A partida de cacheta começou, e as cartas voavam mais que pipoca em panela de pressão. Em meio a uma jogada, Arlindo olhou para Jurandir e perguntou:
— E a família, meu velho? Como vai o clã dos sashimis?
Jurandir, ajeitando o boné que usava desde 1998:
— Rapaz... complicado. A mais velha tá terminando doutorado em medicina... quer operar gente abrir os outros, misericórdia.
— Vixe! Eu mal consigo abrir um pastel sem fazer bagunça, imagina abrir uma pessoa! — Arlindo arregalou os olhos.
— A caçula terminou a escola. Tá escolhendo faculdade... só que parece que tá escolhendo um planeta novo. Cada dia quer uma coisa. E a Kioku...
Arlindo — Ah, tua esposa japonesa linda!
— A melhor mulher do mundo.
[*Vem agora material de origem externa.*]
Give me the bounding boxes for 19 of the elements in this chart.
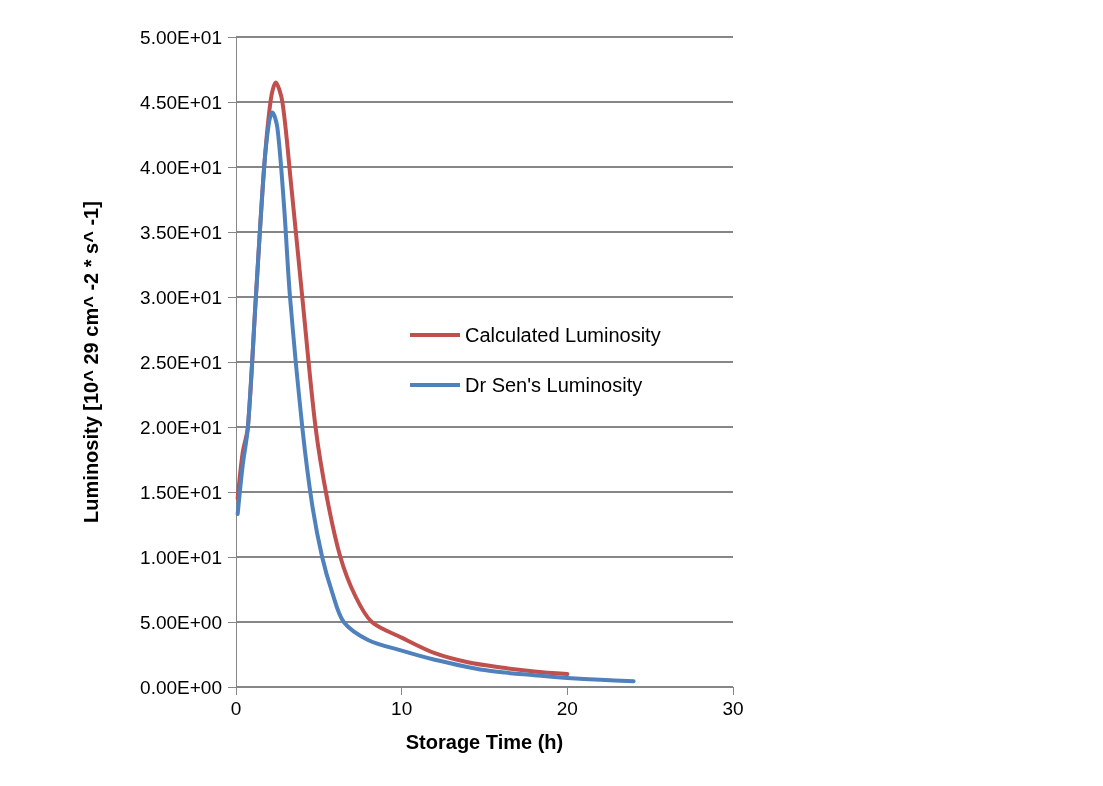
y-tick-label: 3.00E+01 (140, 286, 222, 308)
y-tick-label: 3.50E+01 (140, 221, 222, 243)
y-axis-title: Luminosity [10^ 29 cm^ -2 * s^ -1] (80, 201, 102, 523)
legend-label: Calculated Luminosity (465, 324, 661, 346)
y-tick-label: 5.00E+01 (140, 26, 222, 48)
y-tick-label: 0.00E+00 (140, 676, 222, 698)
x-tick-label: 10 (391, 698, 413, 719)
x-tick-label: 30 (722, 698, 744, 719)
y-tick-label: 1.50E+01 (140, 481, 222, 503)
x-tick-label: 0 (230, 698, 242, 719)
x-axis-title: Storage Time (h) (405, 731, 564, 753)
y-tick-label: 5.00E+00 (140, 611, 222, 633)
legend-label: Dr Sen's Luminosity (465, 374, 643, 396)
x-tick-label: 20 (556, 698, 578, 719)
y-tick-label: 2.00E+01 (140, 416, 222, 438)
y-tick-label: 4.00E+01 (140, 156, 222, 178)
y-tick-label: 4.50E+01 (140, 91, 222, 113)
y-tick-label: 2.50E+01 (140, 351, 222, 373)
y-tick-label: 1.00E+01 (140, 546, 222, 568)
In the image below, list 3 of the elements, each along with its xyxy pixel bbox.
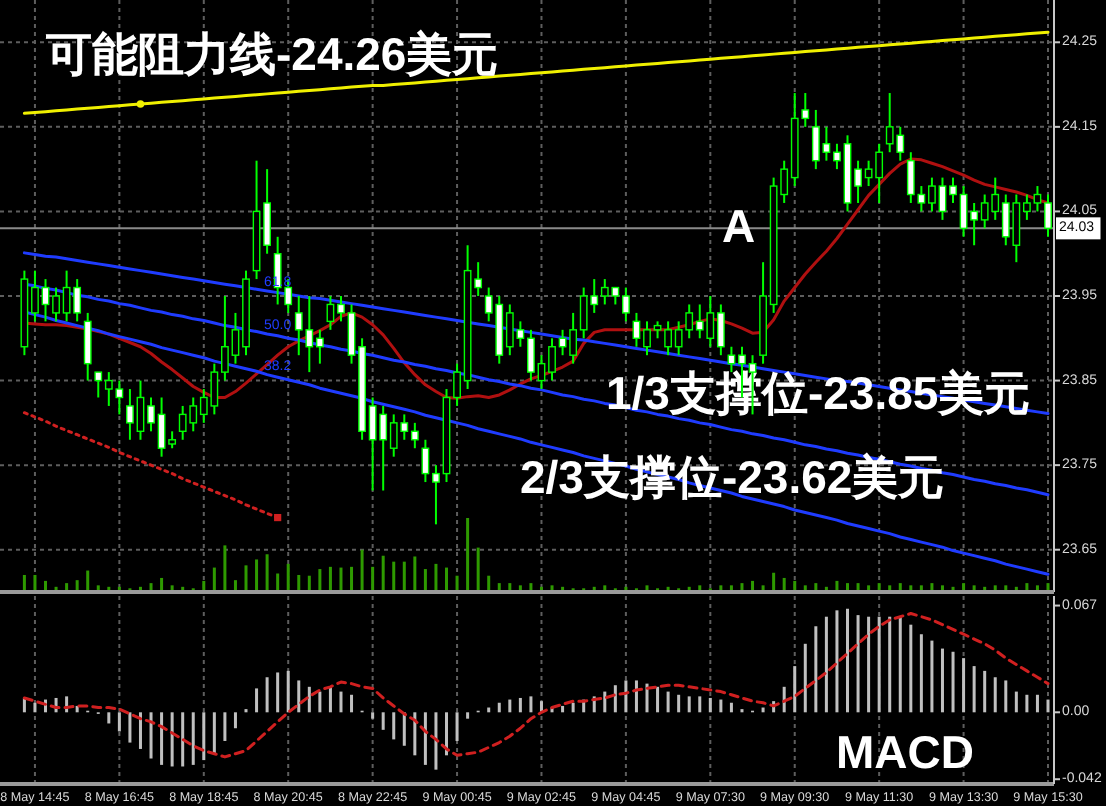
annotation: 可能阻力线-24.26美元 [44, 28, 499, 80]
annotation: MACD [836, 726, 974, 778]
annotation: A [722, 200, 756, 252]
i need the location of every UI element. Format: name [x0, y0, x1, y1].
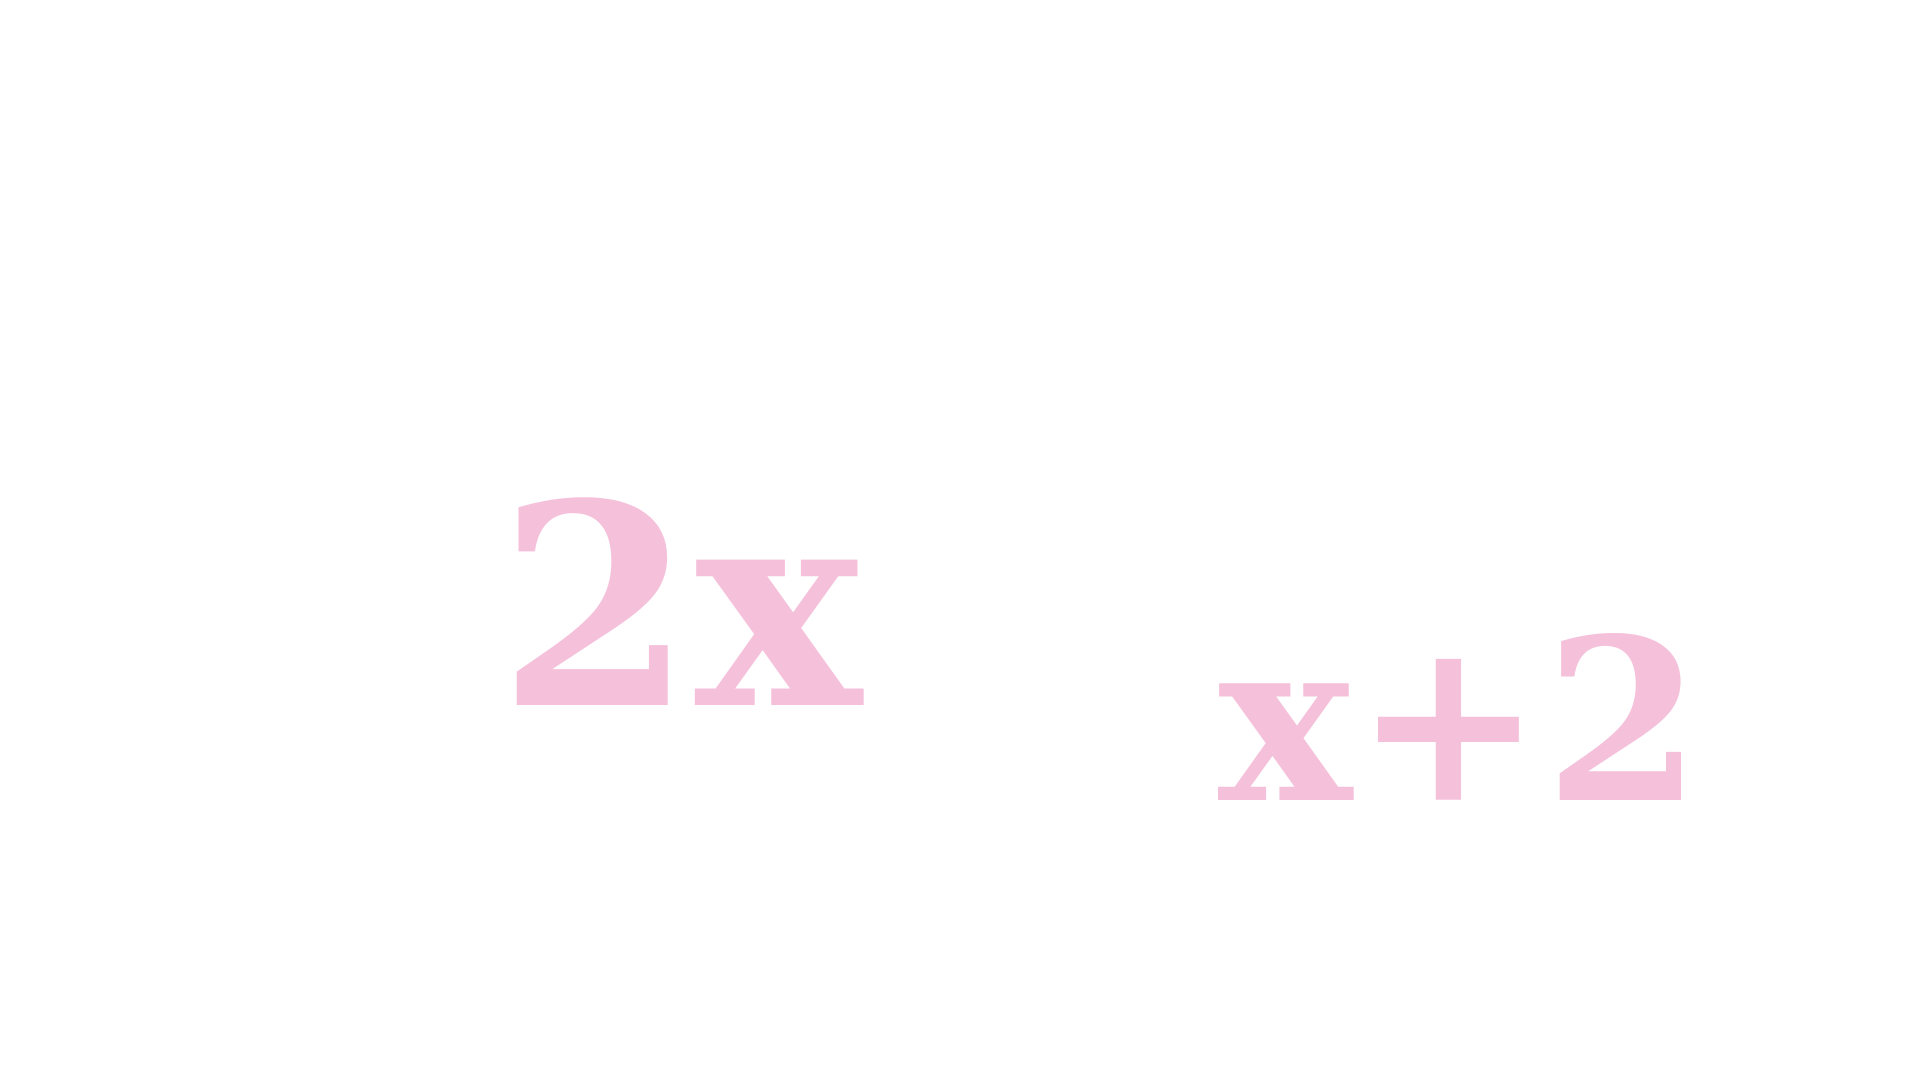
expression-two-x: 2x	[498, 443, 864, 772]
expression-x-plus-two: x+2	[1218, 590, 1704, 854]
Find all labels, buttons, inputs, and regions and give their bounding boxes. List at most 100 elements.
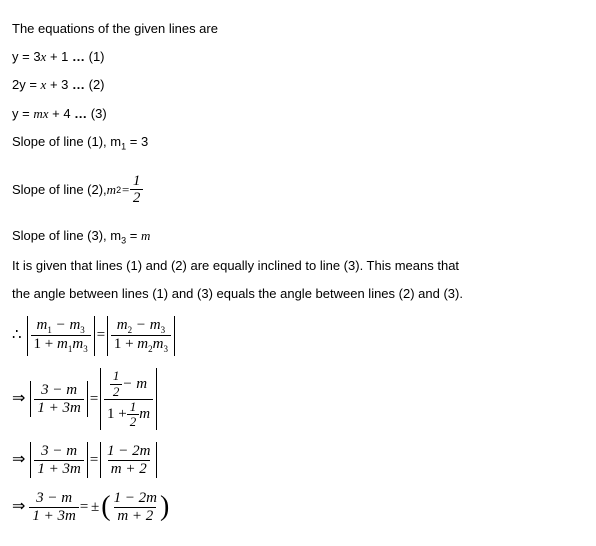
f4-l-num: 3 − m (33, 490, 75, 507)
f1-l-den-bs: 3 (83, 344, 88, 354)
f2-r-den-post: m (139, 406, 150, 423)
f2-r-den: 1 + 1 2 m (104, 399, 153, 430)
eq3-rhs: + 4 (49, 106, 75, 121)
slope1-pre: Slope of line (1), m (12, 134, 121, 149)
slope2-pre: Slope of line (2), (12, 181, 107, 199)
f1-right-abs: m2 − m3 1 + m2m3 (107, 316, 175, 357)
formula-3: ⇒ 3 − m 1 + 3m = 1 − 2m m + 2 (12, 442, 584, 478)
f1-r-num-a: m (117, 317, 128, 333)
f1-eq: = (96, 325, 106, 346)
f1-r-num: m2 − m3 (114, 317, 168, 336)
statement-2: the angle between lines (1) and (3) equa… (12, 285, 584, 303)
f1-l-den: 1 + m1m3 (31, 335, 91, 355)
f3-left-frac: 3 − m 1 + 3m (34, 443, 83, 477)
formula-1: ∴ m1 − m3 1 + m1m3 = m2 − m3 1 + m2m3 (12, 316, 584, 357)
f1-l-num-bs: 3 (80, 325, 85, 335)
slope1-post: = 3 (126, 134, 148, 149)
equation-2: 2y = x + 3 … (2) (12, 76, 584, 94)
slope3-post: = (126, 228, 141, 243)
eq2-dots: … (72, 77, 85, 92)
f2-r-den-f-num: 1 (127, 400, 140, 414)
f1-l-num-b: m (69, 317, 80, 333)
f1-r-den-b: m (153, 336, 164, 352)
f3-l-den: 1 + 3m (34, 460, 83, 478)
f1-l-den-a: m (57, 336, 68, 352)
f2-l-den: 1 + 3m (34, 399, 83, 417)
eq1-rhs: + 1 (46, 49, 72, 64)
eq1-dots: … (72, 49, 85, 64)
statement-1: It is given that lines (1) and (2) are e… (12, 257, 584, 275)
f2-r-num-top-num: 1 (110, 369, 123, 383)
slope3-var: m (141, 228, 150, 243)
eq2-num: (2) (85, 77, 105, 92)
f1-r-den: 1 + m2m3 (111, 335, 171, 355)
eq2-rhs: + 3 (46, 77, 72, 92)
f2-r-num-top-den: 2 (110, 384, 123, 399)
f2-implies: ⇒ (12, 388, 25, 410)
eq1-lhs: y = 3 (12, 49, 41, 64)
f4-left-frac: 3 − m 1 + 3m (29, 490, 78, 524)
f3-right-abs: 1 − 2m m + 2 (100, 442, 157, 478)
f4-right-frac: 1 − 2m m + 2 (111, 490, 160, 524)
f4-r-den: m + 2 (114, 507, 156, 525)
f3-implies: ⇒ (12, 449, 25, 471)
eq3-var: mx (33, 106, 48, 121)
slope-1: Slope of line (1), m1 = 3 (12, 133, 584, 153)
f4-l-den: 1 + 3m (29, 507, 78, 525)
f1-r-num-b: m (150, 317, 161, 333)
f4-lparen: ( (101, 493, 110, 521)
therefore-symbol: ∴ (12, 325, 22, 346)
f4-paren-content: 1 − 2m m + 2 (111, 490, 160, 524)
slope-2: Slope of line (2), m2 = 1 2 (12, 173, 143, 207)
f1-r-den-a: m (137, 336, 148, 352)
f2-right-abs: 1 2 − m 1 + 1 2 m (100, 368, 157, 430)
f3-eq: = (89, 450, 99, 471)
f2-r-den-f-den: 2 (127, 414, 140, 429)
f1-r-num-minus: − (132, 317, 150, 333)
equation-1: y = 3x + 1 … (1) (12, 48, 584, 66)
formula-4: ⇒ 3 − m 1 + 3m = ± ( 1 − 2m m + 2 ) (12, 490, 584, 524)
eq3-lhs: y = (12, 106, 33, 121)
eq3-dots: … (74, 106, 87, 121)
f1-l-num-minus: − (52, 317, 70, 333)
f2-left-abs: 3 − m 1 + 3m (30, 381, 87, 417)
intro-text: The equations of the given lines are (12, 20, 584, 38)
f2-l-num: 3 − m (38, 382, 80, 399)
f2-r-den-frac: 1 2 (127, 400, 140, 430)
formula-2: ⇒ 3 − m 1 + 3m = 1 2 − m 1 + 1 2 m (12, 368, 584, 430)
slope3-pre: Slope of line (3), m (12, 228, 121, 243)
f3-r-den: m + 2 (108, 460, 150, 478)
f4-r-num: 1 − 2m (111, 490, 160, 507)
f2-r-num: 1 2 − m (107, 369, 150, 399)
f1-left-frac: m1 − m3 1 + m1m3 (31, 317, 91, 356)
f1-l-num-a: m (36, 317, 47, 333)
eq2-lhs: 2y = (12, 77, 41, 92)
equation-3: y = mx + 4 … (3) (12, 105, 584, 123)
f2-eq: = (89, 389, 99, 410)
f2-right-frac: 1 2 − m 1 + 1 2 m (104, 369, 153, 429)
f4-implies: ⇒ (12, 496, 25, 518)
f1-r-den-pre: 1 + (114, 336, 137, 352)
f3-right-frac: 1 − 2m m + 2 (104, 443, 153, 477)
f1-r-num-bs: 3 (161, 325, 166, 335)
f1-l-den-pre: 1 + (34, 336, 57, 352)
f2-r-num-frac: 1 2 (110, 369, 123, 399)
slope2-num: 1 (130, 173, 144, 190)
f2-r-den-pre: 1 + (107, 406, 127, 423)
slope-3: Slope of line (3), m3 = m (12, 227, 584, 247)
eq3-num: (3) (87, 106, 107, 121)
f4-pm: ± (91, 497, 99, 518)
slope2-den: 2 (130, 189, 144, 207)
slope2-frac: 1 2 (130, 173, 144, 207)
f1-l-den-b: m (72, 336, 83, 352)
f3-l-num: 3 − m (38, 443, 80, 460)
f1-r-den-bs: 3 (163, 344, 168, 354)
f3-left-abs: 3 − m 1 + 3m (30, 442, 87, 478)
f4-rparen: ) (160, 493, 169, 521)
f2-r-num-rest: − m (122, 376, 147, 393)
f1-right-frac: m2 − m3 1 + m2m3 (111, 317, 171, 356)
slope2-eq: = (121, 181, 130, 199)
f2-left-frac: 3 − m 1 + 3m (34, 382, 83, 416)
slope2-sym: m (107, 181, 116, 199)
f1-l-num: m1 − m3 (33, 317, 87, 336)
Vive me perguntando da minha saúde.
Arlindo — Isso é amor, Jurandir.
— Isso é medo de me ver batendo as botas no meio da pia. Já me proibiu de comer três pratos de yakisoba... só posso dois agora. É o fim da liberdade masculina.
Zoraide entrou na conversa:
— Devia era estar feliz que ela cuida de você! Aqui se deixasse, o Arlindo comia pastel até no café da manhã.
Arlindo, ofendido:
— “Se deixasse”? Eu como mesmo! Com café, com leite, com tristeza e com alegria!
Todos riram.
Jurandir continuou, com um suspiro de senhor experiente:
— Bem, Yuthiro o meu filho do meio tá treinando pra assumir o restaurante. Tá aprendendo o segredo do missô, do molho tare, e do jeito certo de cortar o salmão sem parecer que passou a faca no chinelo.
— Já tá com sucessor! Que beleza. Tá quase aposentando, então?